MENGHIDUPKAN KEMBALI BUDAYA YANG TERKIKIS OLEH KEKINIAN ZAMAN | ARSAD CORNER

MENGHIDUPKAN KEMBALI BUDAYA YANG TERKIKIS OLEH KEKINIAN ZAMAN

Rabu, 05 Agustus 20150 komentar



MENGHIDUPKAN KEMBALI BUDAYA

YANG TERKIKIS OLEH KEKINIAN ZAMAN

Disampaikan pada acara penyuluhan koperasi di Desa Derik, Susukan, Banjarnegara yang diselenggarakan oleh Mahasiswa/i dalam pogram KKN (Kuliah Kerja Nyata), 06 Agustus 2015
 


A.  Menelaah Makna Luar Biasa Dari Kebersamaan


Satu batang sapu lidi tidak akan efektif membersihkan satu halaman, tetapi akan berbeda bila 200 batang sapu lidi di gabung dan di ikat maka bisa membersihkan halaman yang luas. Pohon tumbang yang melintang di jalan  tidak mungkin dipindahkan oleh satu orang saja, tetapi berbeda bila puluhan orang bersama-sama mengangkatnya. Satu orang normal tidak mungkin bisa mendorong truck yang sedang mogok, tetapi berbeda bila yang mendorong 15 atau 20 orang secara bersama-sama. Apa-apa yang tidak bisa dilakukan sendirian menjadi bisa bila dilakukan bersama-sama dan saling bahu membahu atas setiap beban yang datang.  Beberapa contoh diatas menunjukkan betapapun  beban berat akan terasa lebih ringan bila di gotong rame-rame. Tentu rame-rame yang dimaksud didalamnya terbangun dan terjaga semangat untuk menyatukan energi dan potensi. Pertanyaan menariknya adalah masih relevankah tema “kebersamaan”  ditengah perkembangan gaya hidup egois dan cenderung asik dengan dirinya sendiri?.

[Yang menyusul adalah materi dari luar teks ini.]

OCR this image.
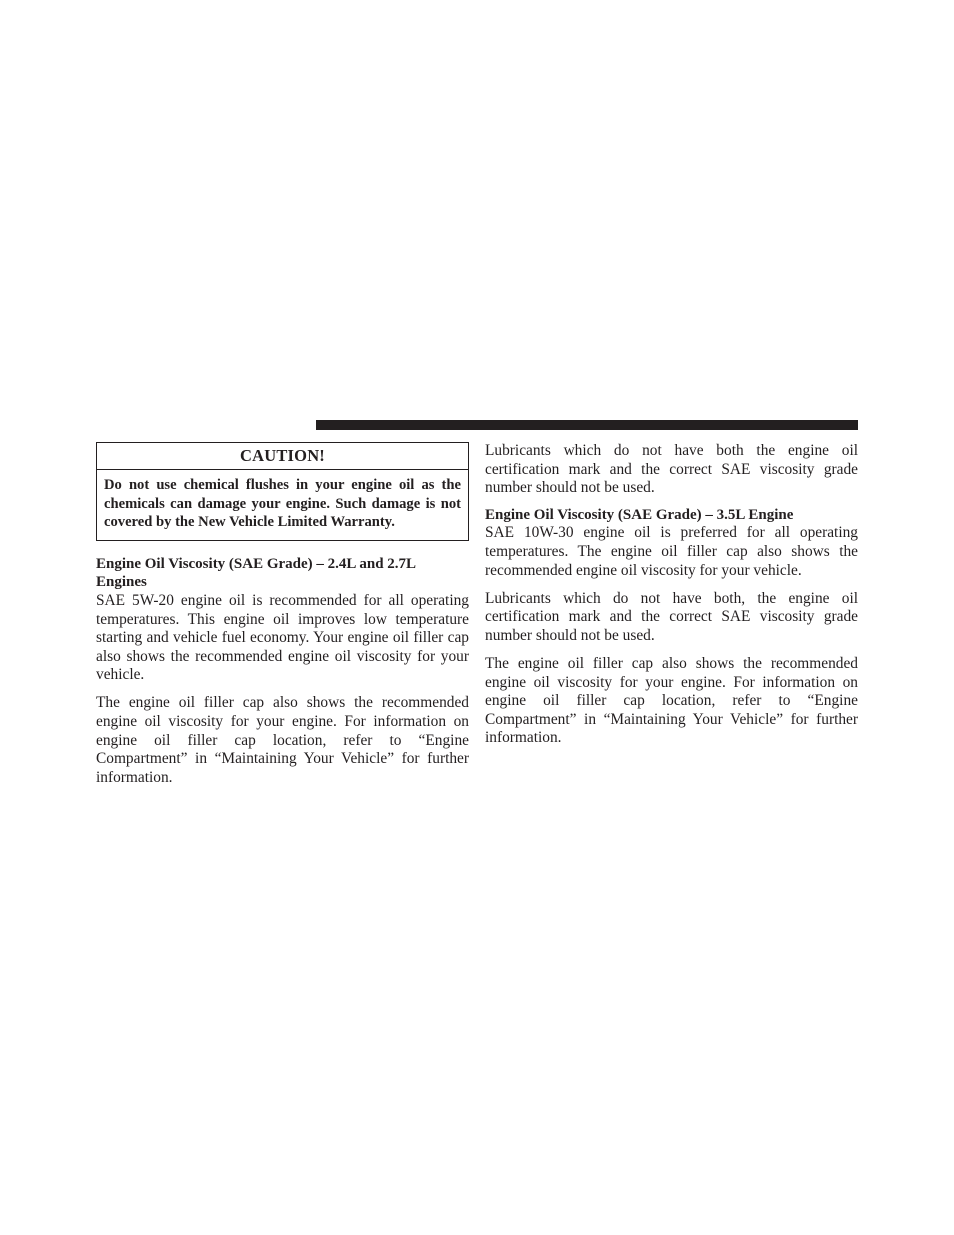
CAUTION!
Do not use chemical flushes in your engine oil as the chemicals can damage your engine. Such damage is not covered by the New Vehicle Limited Warranty.

Engine Oil Viscosity (SAE Grade) – 2.4L and 2.7L Engines

SAE 5W-20 engine oil is recommended for all operating temperatures. This engine oil improves low temperature starting and vehicle fuel economy. Your engine oil filler cap also shows the recommended engine oil viscosity for your vehicle.

The engine oil filler cap also shows the recommended engine oil viscosity for your engine. For information on engine oil filler cap location, refer to “Engine Compartment” in “Maintaining Your Vehicle” for further information.

Lubricants which do not have both the engine oil certification mark and the correct SAE viscosity grade number should not be used.

Engine Oil Viscosity (SAE Grade) – 3.5L Engine

SAE 10W-30 engine oil is preferred for all operating temperatures. The engine oil filler cap also shows the recommended engine oil viscosity for your vehicle.

Lubricants which do not have both, the engine oil certification mark and the correct SAE viscosity grade number should not be used.

The engine oil filler cap also shows the recommended engine oil viscosity for your engine. For information on engine oil filler cap location, refer to “Engine Compartment” in “Maintaining Your Vehicle” for further information.
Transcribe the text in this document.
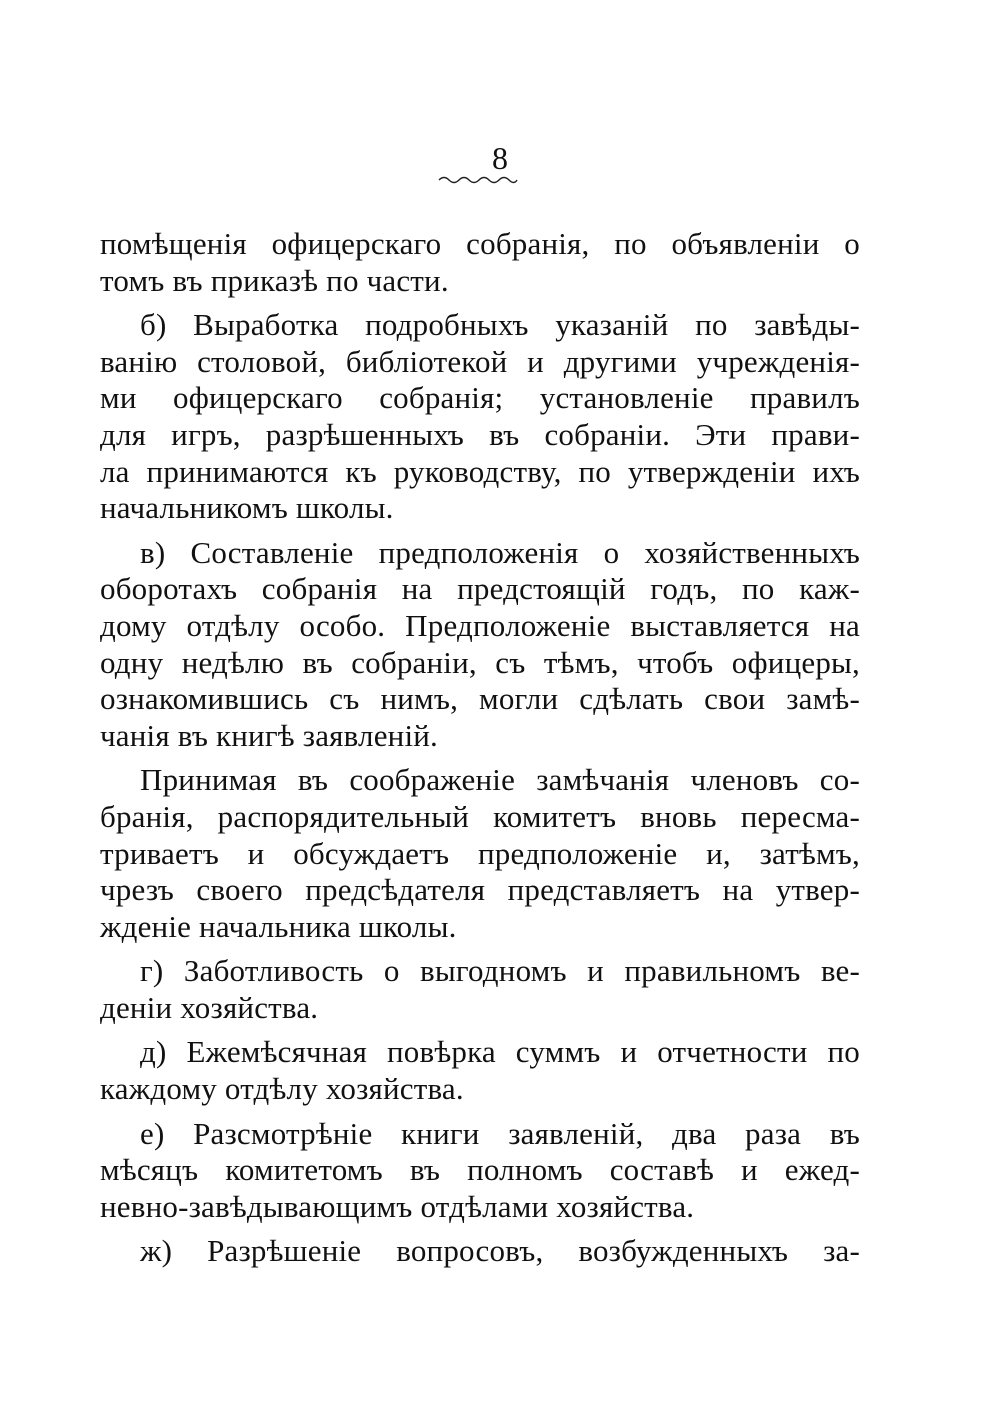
8
помѣщенія офицерскаго собранія, по объявленіи о
томъ въ приказѣ по части.
б) Выработка подробныхъ указаній по завѣды-
ванію столовой, библіотекой и другими учрежденія-
ми офицерскаго собранія; установленіе правилъ
для игръ, разрѣшенныхъ въ собраніи. Эти прави-
ла принимаются къ руководству, по утвержденіи ихъ
начальникомъ школы.
в) Составленіе предположенія о хозяйственныхъ
оборотахъ собранія на предстоящій годъ, по каж-
дому отдѣлу особо. Предположеніе выставляется на
одну недѣлю въ собраніи, съ тѣмъ, чтобъ офицеры,
ознакомившись съ нимъ, могли сдѣлать свои замѣ-
чанія въ книгѣ заявленій.
Принимая въ соображеніе замѣчанія членовъ со-
бранія, распорядительный комитетъ вновь пересма-
триваетъ и обсуждаетъ предположеніе и, затѣмъ,
чрезъ своего предсѣдателя представляетъ на утвер-
жденіе начальника школы.
г) Заботливость о выгодномъ и правильномъ ве-
деніи хозяйства.
д) Ежемѣсячная повѣрка суммъ и отчетности по
каждому отдѣлу хозяйства.
е) Разсмотрѣніе книги заявленій, два раза въ
мѣсяцъ комитетомъ въ полномъ составѣ и ежед-
невно-завѣдывающимъ отдѣлами хозяйства.
ж) Разрѣшеніе вопросовъ, возбужденныхъ за-
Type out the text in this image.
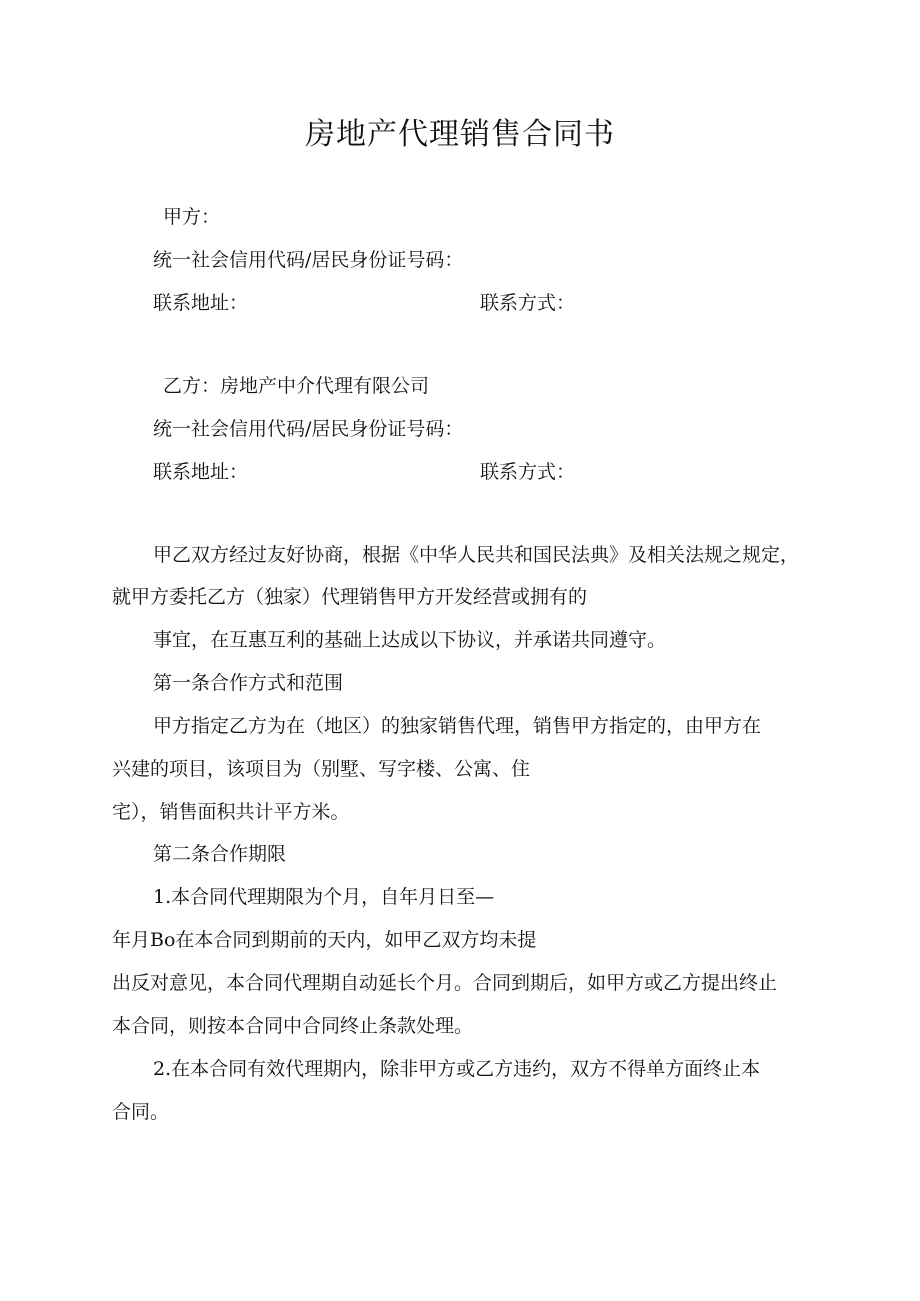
房地产代理销售合同书
甲方：
统一社会信用代码/居民身份证号码：
联系地址：	联系方式：
乙方：房地产中介代理有限公司
统一社会信用代码/居民身份证号码：
联系地址：	联系方式：
甲乙双方经过友好协商，根据《中华人民共和国民法典》及相关法规之规定，
就甲方委托乙方（独家）代理销售甲方开发经营或拥有的
事宜，在互惠互利的基础上达成以下协议，并承诺共同遵守。
第一条合作方式和范围
甲方指定乙方为在（地区）的独家销售代理，销售甲方指定的，由甲方在
兴建的项目，该项目为（别墅、写字楼、公寓、住
宅），销售面积共计平方米。
第二条合作期限
1.本合同代理期限为个月，自年月日至—
年月Bo在本合同到期前的天内，如甲乙双方均未提
出反对意见，本合同代理期自动延长个月。合同到期后，如甲方或乙方提出终止
本合同，则按本合同中合同终止条款处理。
2.在本合同有效代理期内，除非甲方或乙方违约，双方不得单方面终止本
合同。
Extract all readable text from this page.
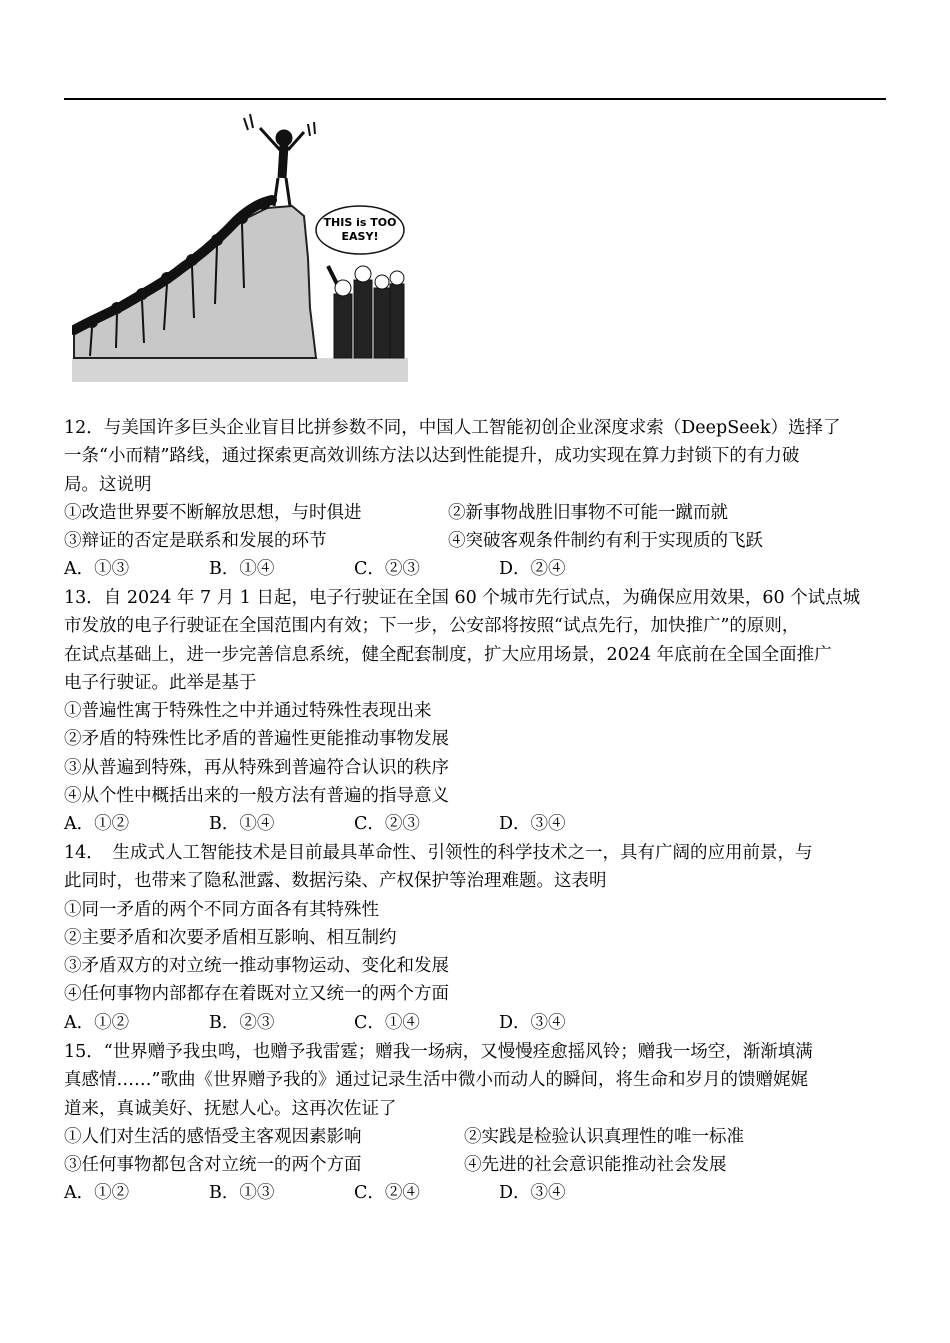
THIS is TOO
EASY!
12．与美国许多巨头企业盲目比拼参数不同，中国人工智能初创企业深度求索（DeepSeek）选择了
一条“小而精”路线，通过探索更高效训练方法以达到性能提升，成功实现在算力封锁下的有力破
局。这说明
①改造世界要不断解放思想，与时俱进	②新事物战胜旧事物不可能一蹴而就
③辩证的否定是联系和发展的环节	④突破客观条件制约有利于实现质的飞跃
A．①③	B．①④	C．②③	D．②④
13．自 2024 年 7 月 1 日起，电子行驶证在全国 60 个城市先行试点，为确保应用效果，60 个试点城
市发放的电子行驶证在全国范围内有效；下一步，公安部将按照“试点先行，加快推广”的原则，
在试点基础上，进一步完善信息系统，健全配套制度，扩大应用场景，2024 年底前在全国全面推广
电子行驶证。此举是基于
①普遍性寓于特殊性之中并通过特殊性表现出来
②矛盾的特殊性比矛盾的普遍性更能推动事物发展
③从普遍到特殊，再从特殊到普遍符合认识的秩序
④从个性中概括出来的一般方法有普遍的指导意义
A．①②	B．①④	C．②③	D．③④
14．　生成式人工智能技术是目前最具革命性、引领性的科学技术之一，具有广阔的应用前景，与
此同时，也带来了隐私泄露、数据污染、产权保护等治理难题。这表明
①同一矛盾的两个不同方面各有其特殊性
②主要矛盾和次要矛盾相互影响、相互制约
③矛盾双方的对立统一推动事物运动、变化和发展
④任何事物内部都存在着既对立又统一的两个方面
A．①②	B．②③	C．①④	D．③④
15．“世界赠予我虫鸣，也赠予我雷霆；赠我一场病，又慢慢痊愈摇风铃；赠我一场空，渐渐填满
真感情……”歌曲《世界赠予我的》通过记录生活中微小而动人的瞬间，将生命和岁月的馈赠娓娓
道来，真诚美好、抚慰人心。这再次佐证了
①人们对生活的感悟受主客观因素影响	②实践是检验认识真理性的唯一标准
③任何事物都包含对立统一的两个方面	④先进的社会意识能推动社会发展
A．①②	B．①③	C．②④	D．③④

B.  Berawal Dari Keyakinan dan Kemauan

Banyak jalan desa yang berhasil dibangun lewat gotong royong dari warga setempat. Tidak hanya itu saja, jembatan yang melintasi sungai, pusat pemakaman, kebersihan lingkungan, sterilnya selokan desa dari genangan air, kesemuanya berhasil dibentuk berkat gotong royong segenap warga. Bahkan lomba panjat pinang yang sering digelar saat perayaan HUT Kemerdekaan RI pun memerlukan sistem gotong royong agar sampai ke puncak dan bisa meraih berbagai hadiah. Dahulu, saat musim panen juga sering diselenggarakan dengan sistem gotong royong dimana pengerjaan panen disawah atau diladang

dilakukan secara bergantian dari satu lahan ke lahan berikutnya. Dalam urusan membesuk penduduk yang sedang dirawat di rumah sakit juga sering menggunakan sistem gotong royong mulai dari menyewa mobil sampai dengan urunan bensin. 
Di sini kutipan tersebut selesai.